I’m convinced that nobody at News 24 knew about it until the very first moment the anchor mentioned it.

But let’s get back to the BBC’s defence. I can see the logistics (and economics) of simulcasting BBC World and BBC News 24. On a normal night, I don’t have a problem with it. But what happened on earthquake night was a sizable amount of people were awoken from their sleep by a large, continuous thud. My first thoughts were that our stairs — already  a bit shaky — had collapsed. My second thought was earthquake. When we went outside, a lady was telling us there’d been a bomb. Another said that the pharmacy they were building down the road had fallen down.

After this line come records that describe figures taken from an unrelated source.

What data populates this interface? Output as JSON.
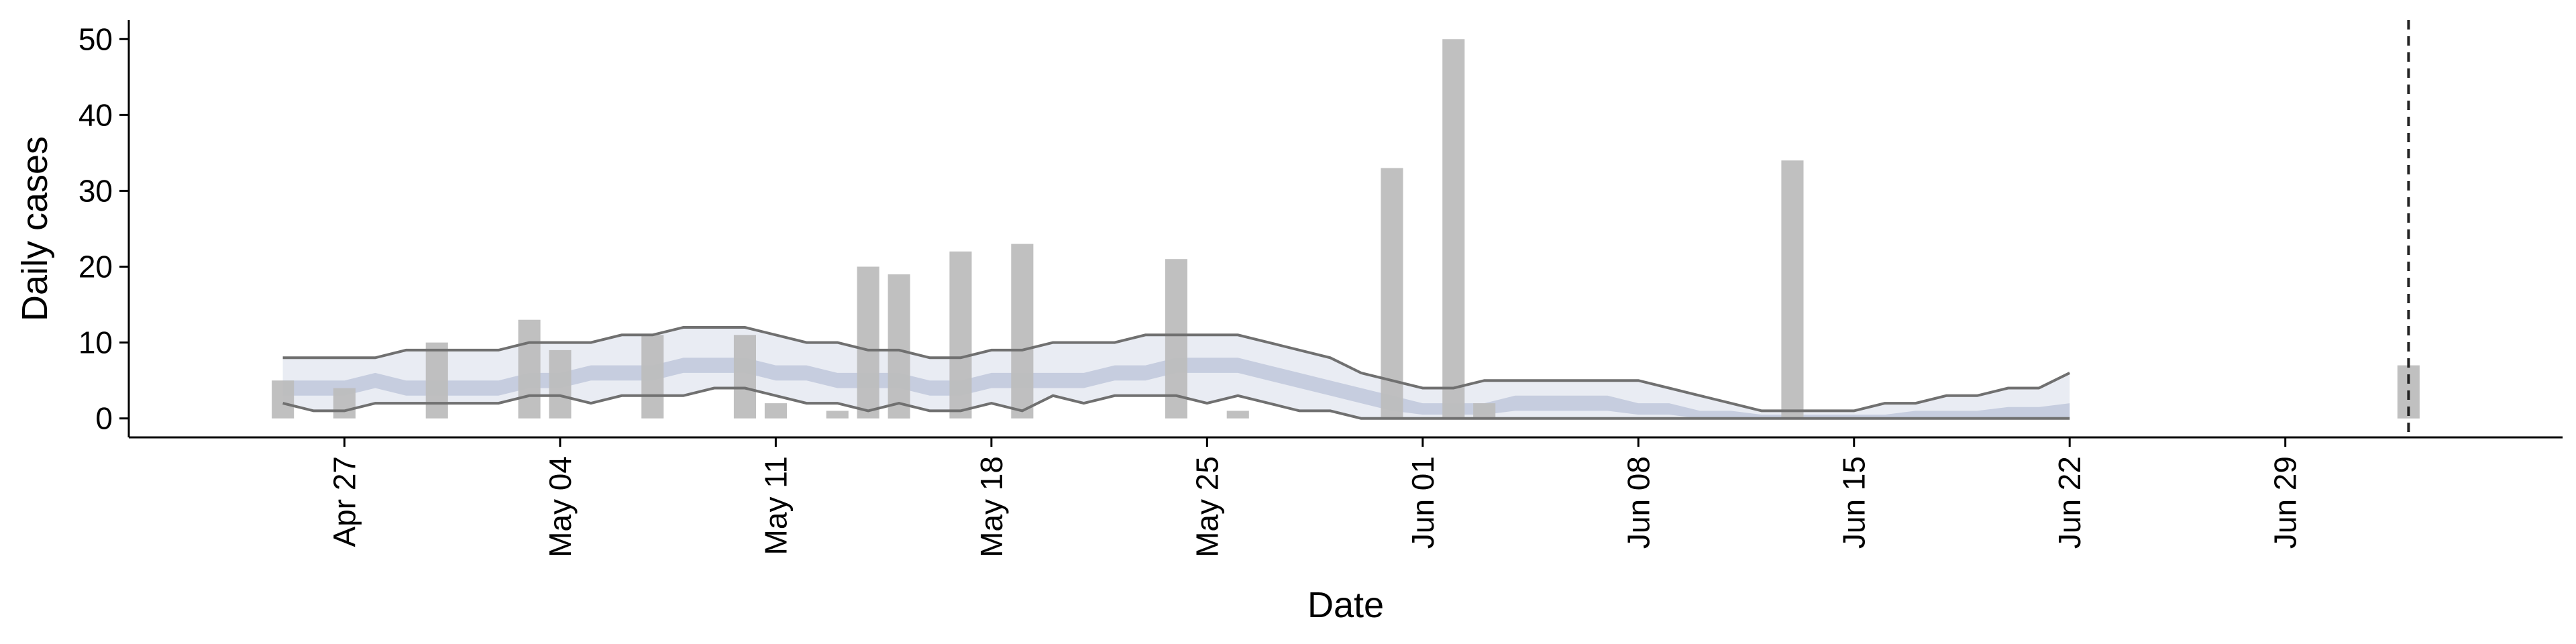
{
  "chart_data": {
    "type": "bar",
    "xlabel": "Date",
    "ylabel": "Daily cases",
    "ylim": [
      -2.5,
      52.5
    ],
    "xlim": [
      "2020-04-20",
      "2020-07-08"
    ],
    "y_ticks": [
      0,
      10,
      20,
      30,
      40,
      50
    ],
    "x_ticks": [
      {
        "date": "2020-04-27",
        "label": "Apr 27"
      },
      {
        "date": "2020-05-04",
        "label": "May 04"
      },
      {
        "date": "2020-05-11",
        "label": "May 11"
      },
      {
        "date": "2020-05-18",
        "label": "May 18"
      },
      {
        "date": "2020-05-25",
        "label": "May 25"
      },
      {
        "date": "2020-06-01",
        "label": "Jun 01"
      },
      {
        "date": "2020-06-08",
        "label": "Jun 08"
      },
      {
        "date": "2020-06-15",
        "label": "Jun 15"
      },
      {
        "date": "2020-06-22",
        "label": "Jun 22"
      },
      {
        "date": "2020-06-29",
        "label": "Jun 29"
      }
    ],
    "vline": "2020-07-03",
    "colors": {
      "bars": "#bdbdbd",
      "band_outer": "#e9ecf3",
      "band_inner": "#c6cddf",
      "interval_line": "#707070",
      "vline": "#222222"
    },
    "bars": [
      {
        "date": "2020-04-25",
        "value": 5
      },
      {
        "date": "2020-04-27",
        "value": 4
      },
      {
        "date": "2020-04-30",
        "value": 10
      },
      {
        "date": "2020-05-03",
        "value": 13
      },
      {
        "date": "2020-05-04",
        "value": 9
      },
      {
        "date": "2020-05-07",
        "value": 11
      },
      {
        "date": "2020-05-10",
        "value": 11
      },
      {
        "date": "2020-05-11",
        "value": 2
      },
      {
        "date": "2020-05-13",
        "value": 1
      },
      {
        "date": "2020-05-14",
        "value": 20
      },
      {
        "date": "2020-05-15",
        "value": 19
      },
      {
        "date": "2020-05-17",
        "value": 22
      },
      {
        "date": "2020-05-19",
        "value": 23
      },
      {
        "date": "2020-05-24",
        "value": 21
      },
      {
        "date": "2020-05-26",
        "value": 1
      },
      {
        "date": "2020-05-31",
        "value": 33
      },
      {
        "date": "2020-06-02",
        "value": 50
      },
      {
        "date": "2020-06-03",
        "value": 2
      },
      {
        "date": "2020-06-13",
        "value": 34
      },
      {
        "date": "2020-07-03",
        "value": 7
      }
    ],
    "estimate_dates": [
      "2020-04-25",
      "2020-04-26",
      "2020-04-27",
      "2020-04-28",
      "2020-04-29",
      "2020-04-30",
      "2020-05-01",
      "2020-05-02",
      "2020-05-03",
      "2020-05-04",
      "2020-05-05",
      "2020-05-06",
      "2020-05-07",
      "2020-05-08",
      "2020-05-09",
      "2020-05-10",
      "2020-05-11",
      "2020-05-12",
      "2020-05-13",
      "2020-05-14",
      "2020-05-15",
      "2020-05-16",
      "2020-05-17",
      "2020-05-18",
      "2020-05-19",
      "2020-05-20",
      "2020-05-21",
      "2020-05-22",
      "2020-05-23",
      "2020-05-24",
      "2020-05-25",
      "2020-05-26",
      "2020-05-27",
      "2020-05-28",
      "2020-05-29",
      "2020-05-30",
      "2020-05-31",
      "2020-06-01",
      "2020-06-02",
      "2020-06-03",
      "2020-06-04",
      "2020-06-05",
      "2020-06-06",
      "2020-06-07",
      "2020-06-08",
      "2020-06-09",
      "2020-06-10",
      "2020-06-11",
      "2020-06-12",
      "2020-06-13",
      "2020-06-14",
      "2020-06-15",
      "2020-06-16",
      "2020-06-17",
      "2020-06-18",
      "2020-06-19",
      "2020-06-20",
      "2020-06-21",
      "2020-06-22"
    ],
    "outer_upper": [
      8,
      8,
      8,
      8,
      9,
      9,
      9,
      9,
      10,
      10,
      10,
      11,
      11,
      12,
      12,
      12,
      11,
      10,
      10,
      9,
      9,
      8,
      8,
      9,
      9,
      10,
      10,
      10,
      11,
      11,
      11,
      11,
      10,
      9,
      8,
      6,
      5,
      4,
      4,
      5,
      5,
      5,
      5,
      5,
      5,
      4,
      3,
      2,
      1,
      1,
      1,
      1,
      2,
      2,
      3,
      3,
      4,
      4,
      6
    ],
    "inner_upper": [
      5,
      5,
      5,
      6,
      5,
      5,
      5,
      5,
      6,
      6,
      7,
      7,
      7,
      8,
      8,
      8,
      7,
      7,
      6,
      6,
      6,
      5,
      5,
      6,
      6,
      6,
      6,
      7,
      7,
      8,
      8,
      8,
      7,
      6,
      5,
      4,
      3,
      2,
      2,
      2,
      3,
      3,
      3,
      3,
      2,
      2,
      1,
      1,
      0.5,
      0.5,
      0.5,
      0.5,
      0.5,
      1,
      1,
      1,
      1.5,
      1.5,
      2
    ],
    "inner_lower": [
      3,
      3,
      3,
      4,
      3,
      3,
      3,
      3,
      4,
      4,
      5,
      5,
      5,
      6,
      6,
      6,
      5,
      5,
      4,
      4,
      4,
      3,
      3,
      4,
      4,
      4,
      4,
      5,
      5,
      6,
      6,
      6,
      5,
      4,
      3,
      2,
      1,
      0.5,
      0.5,
      0.5,
      1,
      1,
      1,
      1,
      0.5,
      0.5,
      0,
      0,
      0,
      0,
      0,
      0,
      0,
      0,
      0,
      0,
      0,
      0,
      0
    ],
    "outer_lower": [
      2,
      1,
      1,
      2,
      2,
      2,
      2,
      2,
      3,
      3,
      2,
      3,
      3,
      3,
      4,
      4,
      3,
      2,
      2,
      1,
      2,
      1,
      1,
      2,
      1,
      3,
      2,
      3,
      3,
      3,
      2,
      3,
      2,
      1,
      1,
      0,
      0,
      0,
      0,
      0,
      0,
      0,
      0,
      0,
      0,
      0,
      0,
      0,
      0,
      0,
      0,
      0,
      0,
      0,
      0,
      0,
      0,
      0,
      0
    ]
  }
}
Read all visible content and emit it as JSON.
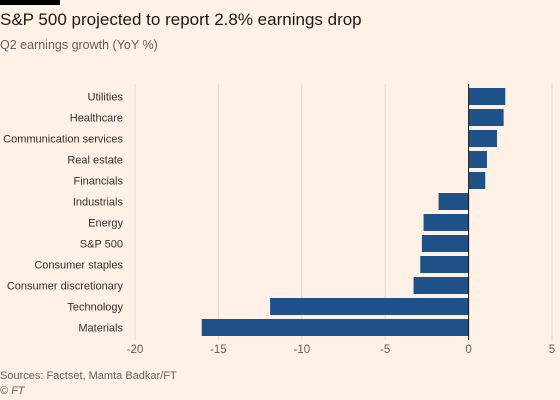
{
  "title": "S&P 500 projected to report 2.8% earnings drop",
  "subtitle": "Q2 earnings growth (YoY %)",
  "source": "Sources: Factset, Mamta Badkar/FT",
  "credit": "© FT",
  "colors": {
    "background": "#fff1e5",
    "bar": "#1e5188",
    "grid": "#e6d9ce",
    "text": "#33302e"
  },
  "chart_data": {
    "type": "bar",
    "orientation": "horizontal",
    "title": "S&P 500 projected to report 2.8% earnings drop",
    "subtitle": "Q2 earnings growth (YoY %)",
    "categories": [
      "Utilities",
      "Healthcare",
      "Communication services",
      "Real estate",
      "Financials",
      "Industrials",
      "Energy",
      "S&P 500",
      "Consumer staples",
      "Consumer discretionary",
      "Technology",
      "Materials"
    ],
    "values": [
      2.2,
      2.1,
      1.7,
      1.1,
      1.0,
      -1.8,
      -2.7,
      -2.8,
      -2.9,
      -3.3,
      -11.9,
      -16.0
    ],
    "xlim": [
      -20,
      5
    ],
    "xticks": [
      -20,
      -15,
      -10,
      -5,
      0,
      5
    ],
    "grid": true
  }
}
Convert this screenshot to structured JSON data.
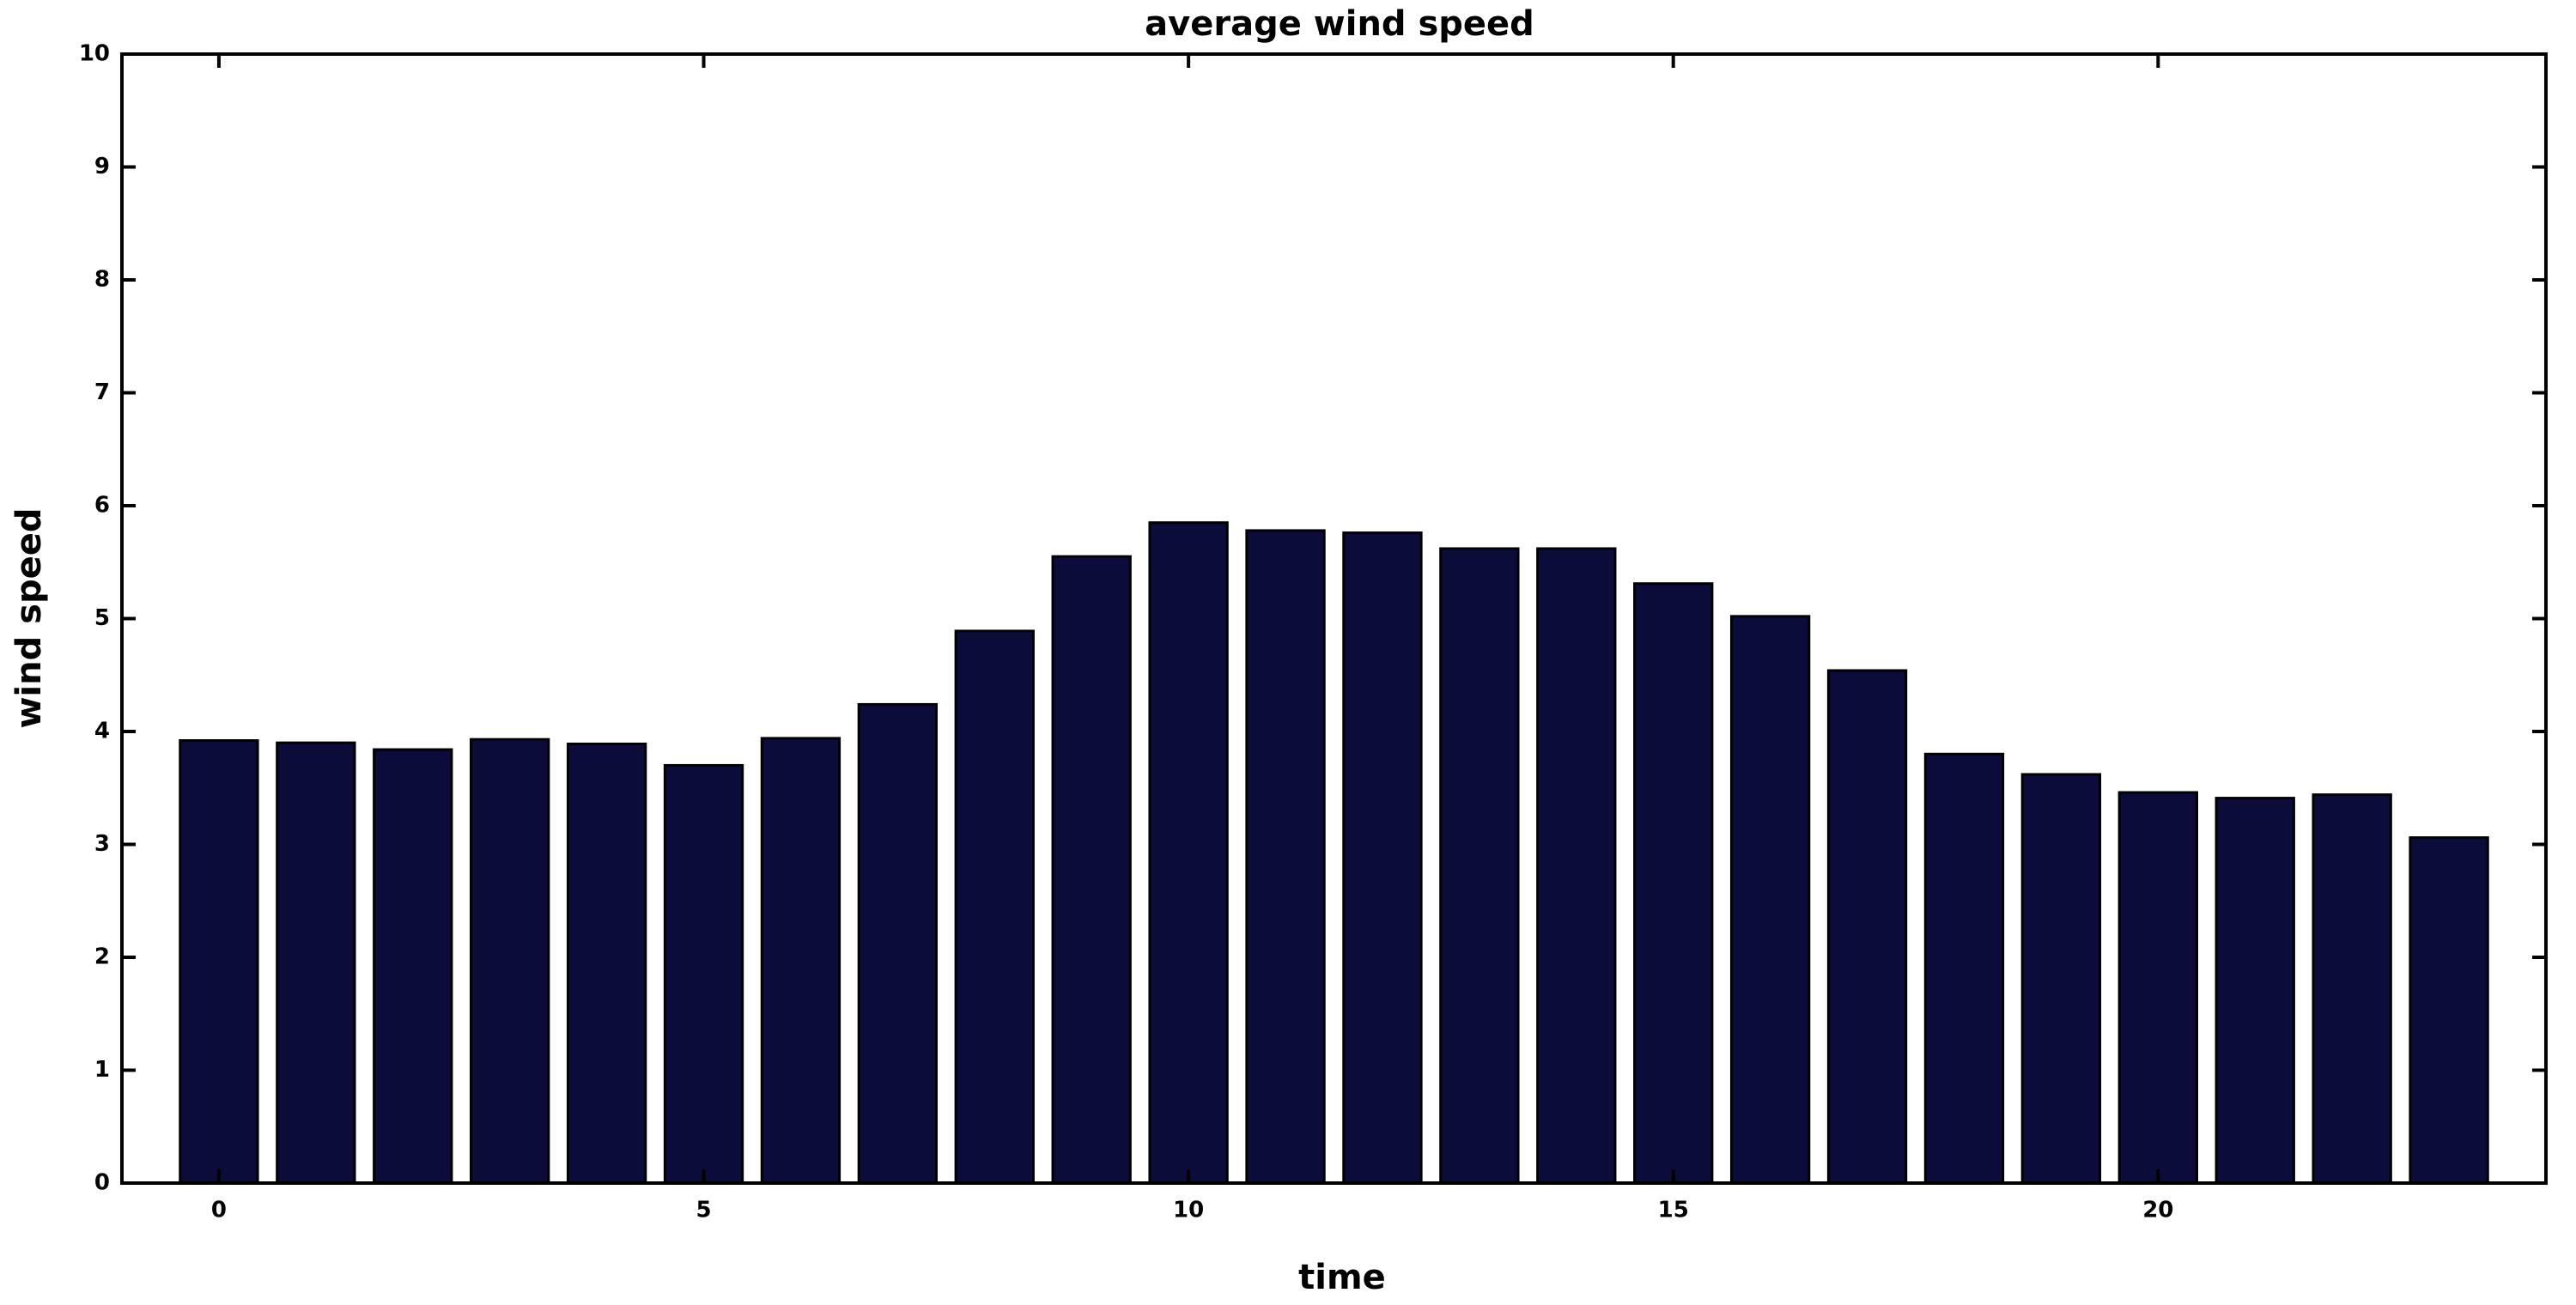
{
  "chart_data": {
    "type": "bar",
    "title": "average wind speed",
    "x_label": "time",
    "y_label": "wind speed",
    "x": [
      0,
      1,
      2,
      3,
      4,
      5,
      6,
      7,
      8,
      9,
      10,
      11,
      12,
      13,
      14,
      15,
      16,
      17,
      18,
      19,
      20,
      21,
      22,
      23
    ],
    "values": [
      3.92,
      3.9,
      3.84,
      3.93,
      3.89,
      3.7,
      3.94,
      4.24,
      4.89,
      5.55,
      5.85,
      5.78,
      5.76,
      5.62,
      5.62,
      5.31,
      5.02,
      4.54,
      3.8,
      3.62,
      3.46,
      3.41,
      3.44,
      3.06
    ],
    "color": "#0c0c3a",
    "xlim": [
      -1,
      24
    ],
    "xticks": [
      0,
      5,
      10,
      15,
      20
    ],
    "ylim": [
      0,
      10
    ],
    "yticks": [
      0,
      1,
      2,
      3,
      4,
      5,
      6,
      7,
      8,
      9,
      10
    ]
  }
}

All silly assumptions. The point is, though, that we DIDN’T KNOW WHAT HAPPENED. Yes, it was minor. Yes, by midday the next day, it was nothing more than a nib on the national news. But when it had just happenened, nobody knew what was going on.

Sky News told us. BBC News didn’t. Which provided the better service to the public?

“Minor earthquake in Lincolnshire”…. good, let’s go to bed. That’s how it should have all happened.

The irony of all this is that I now work for the BBC. And it’s no exaggeration to say that I love it. Even in my small role, I’m extremely proud of my contribution to the greatest news-gathering organisation in the world bar none.

Plenty of people have used my video to see it as some sort of ammo to fling at the licence fee. Bunch of fools, I say.